Culture.

PArce qu’on ne peut pas s’émanciper sans aile !


Quand l’intime est politique.

Les Bières en visio sont comme le théâtre en vidéo, c’est sympa mais bon…

Il faudrait tenter de faire la liste : tout ce qui nous manque, tous ceux qui nous manquent. Pour des moments partagés, il faut des corps, des odeurs, du froid, du chaud, un rapport à l’espace, enlever une veste, se frôler sans le vouloir.

Ce confinement mondial, ce ralenti qui accélère nos prises de conscience, nous transforme et transforme le monde.

Il n’y aura pas de retour en arrière. Nous sommes déjà quelqu’un d’autre. Nous avons peur de sortir et quand on sort nous avons peur de sortir du périmètre, peur des gens masqués, peur des gens dé-masqués. Dans les films d’avant, nous nous étonnons des gens qui se touchent, des foules entassés : tous ces gens qui ne respectent pas la distanciation.

Nous sentons que dorénavant nous daterons tout ainsi : avant et après. Et pourtant nous savons qu’il n’y aura pas “le jour d’après” ou alors il a déjà eu lieu. C’est ça : le jour d’après a déjà commencé, pour le meilleur et pour le pire.

Parfois nous pouvons nous rassurer : tout ceci nous questionne, nos imaginaires bougent tous en même temps. La solidarité et les communs sont ressentis pour ce qu’ils sont : un essentiel.

Quand ils manquent la mort rôde. Nous voilà face à la situation toute nue qui amène des questions pas plus habillées : quand est ce que ça a commencé à merder ? et à quel moment j’y ai contribué ?

Multiplier les actes individuels, potager le printemps, consommer local, pédaler et méditer, ne suffira pas à basculer le futur. Chaque nouvelle information le confirme : nous sommes reliés, et pour tout dire, pour l’instant, enchaînés, à ce tragique exponentiel du fait économique. Si nous ne choisissons pas résolument le “nous”, l’addition de nos “Je” nous abîme.
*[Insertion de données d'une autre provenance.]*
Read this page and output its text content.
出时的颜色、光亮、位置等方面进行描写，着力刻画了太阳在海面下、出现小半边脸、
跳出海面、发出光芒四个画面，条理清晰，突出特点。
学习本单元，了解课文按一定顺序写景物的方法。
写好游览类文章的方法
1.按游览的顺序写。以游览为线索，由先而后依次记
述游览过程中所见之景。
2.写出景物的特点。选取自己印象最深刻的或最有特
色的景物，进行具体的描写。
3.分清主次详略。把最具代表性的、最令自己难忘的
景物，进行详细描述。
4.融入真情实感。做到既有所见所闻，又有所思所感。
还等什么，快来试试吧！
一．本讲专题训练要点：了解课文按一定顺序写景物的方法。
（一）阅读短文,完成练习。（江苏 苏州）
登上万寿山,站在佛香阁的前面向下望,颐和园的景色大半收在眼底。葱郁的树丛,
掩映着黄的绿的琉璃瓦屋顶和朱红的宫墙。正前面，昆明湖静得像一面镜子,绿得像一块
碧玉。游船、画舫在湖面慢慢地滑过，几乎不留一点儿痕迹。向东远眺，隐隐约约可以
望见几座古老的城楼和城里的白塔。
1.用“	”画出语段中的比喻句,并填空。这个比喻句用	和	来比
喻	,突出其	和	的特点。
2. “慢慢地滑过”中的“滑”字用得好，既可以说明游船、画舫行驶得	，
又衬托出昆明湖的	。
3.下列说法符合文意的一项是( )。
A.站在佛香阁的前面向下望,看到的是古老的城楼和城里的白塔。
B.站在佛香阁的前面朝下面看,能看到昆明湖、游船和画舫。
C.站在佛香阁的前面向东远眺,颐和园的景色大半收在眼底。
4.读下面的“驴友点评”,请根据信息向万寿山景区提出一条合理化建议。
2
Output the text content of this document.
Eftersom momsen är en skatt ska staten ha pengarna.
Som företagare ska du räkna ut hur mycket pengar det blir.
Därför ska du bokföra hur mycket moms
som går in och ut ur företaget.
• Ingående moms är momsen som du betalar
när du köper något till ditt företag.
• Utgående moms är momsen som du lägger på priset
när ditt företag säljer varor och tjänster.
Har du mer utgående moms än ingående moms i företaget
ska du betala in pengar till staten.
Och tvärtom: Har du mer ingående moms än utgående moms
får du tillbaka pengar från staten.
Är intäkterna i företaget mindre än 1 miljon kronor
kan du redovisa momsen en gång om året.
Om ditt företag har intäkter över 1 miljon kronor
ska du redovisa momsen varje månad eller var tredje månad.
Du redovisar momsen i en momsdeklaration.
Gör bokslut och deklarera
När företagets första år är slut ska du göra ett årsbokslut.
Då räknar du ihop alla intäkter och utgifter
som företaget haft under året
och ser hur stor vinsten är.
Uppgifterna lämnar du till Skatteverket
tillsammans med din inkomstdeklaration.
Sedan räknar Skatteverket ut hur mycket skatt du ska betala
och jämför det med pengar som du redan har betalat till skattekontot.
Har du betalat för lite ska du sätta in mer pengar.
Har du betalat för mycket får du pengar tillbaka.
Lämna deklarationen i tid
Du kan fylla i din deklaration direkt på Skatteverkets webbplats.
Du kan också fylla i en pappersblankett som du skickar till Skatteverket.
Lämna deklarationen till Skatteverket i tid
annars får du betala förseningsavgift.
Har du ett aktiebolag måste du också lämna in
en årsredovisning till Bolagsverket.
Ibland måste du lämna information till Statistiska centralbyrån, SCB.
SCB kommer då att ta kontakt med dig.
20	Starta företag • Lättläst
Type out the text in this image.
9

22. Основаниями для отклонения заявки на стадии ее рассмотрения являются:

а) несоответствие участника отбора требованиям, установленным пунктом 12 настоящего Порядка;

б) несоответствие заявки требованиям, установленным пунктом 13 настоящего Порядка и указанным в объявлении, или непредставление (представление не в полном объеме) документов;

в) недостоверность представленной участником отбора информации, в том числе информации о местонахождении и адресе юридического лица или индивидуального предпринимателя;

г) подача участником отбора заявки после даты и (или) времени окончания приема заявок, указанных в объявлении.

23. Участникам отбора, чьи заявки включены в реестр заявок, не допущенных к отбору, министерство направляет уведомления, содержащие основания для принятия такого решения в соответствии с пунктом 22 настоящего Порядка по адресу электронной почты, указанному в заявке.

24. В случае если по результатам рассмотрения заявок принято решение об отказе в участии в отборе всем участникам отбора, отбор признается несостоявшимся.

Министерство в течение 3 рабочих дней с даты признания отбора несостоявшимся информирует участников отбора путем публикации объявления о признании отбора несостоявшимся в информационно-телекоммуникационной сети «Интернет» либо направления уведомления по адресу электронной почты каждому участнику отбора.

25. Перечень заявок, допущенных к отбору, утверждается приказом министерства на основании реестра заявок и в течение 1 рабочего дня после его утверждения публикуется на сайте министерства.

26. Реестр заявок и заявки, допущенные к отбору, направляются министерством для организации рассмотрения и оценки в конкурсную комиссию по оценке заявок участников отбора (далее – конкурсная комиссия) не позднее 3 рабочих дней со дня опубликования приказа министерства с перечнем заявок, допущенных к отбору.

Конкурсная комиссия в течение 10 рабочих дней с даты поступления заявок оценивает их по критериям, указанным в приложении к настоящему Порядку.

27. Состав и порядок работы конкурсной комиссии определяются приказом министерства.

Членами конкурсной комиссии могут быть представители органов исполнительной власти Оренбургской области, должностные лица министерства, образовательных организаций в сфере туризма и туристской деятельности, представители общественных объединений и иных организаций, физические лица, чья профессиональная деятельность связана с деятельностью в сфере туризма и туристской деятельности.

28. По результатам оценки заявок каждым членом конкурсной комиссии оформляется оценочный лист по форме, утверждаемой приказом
Avec ce confinement, nous pensons vivre une expérience commune, c’est pourtant nos intimes qui sont touchés et nous ne savons pas finalement les douleurs des voisins, le tragique de cet enfermement pour ceux plus fragiles, ceux qui développent des phobies durables, ceux qui n’ont plus de contrats, de ressources, celles qui travaillent et ont peur de partir et peur de rentrer.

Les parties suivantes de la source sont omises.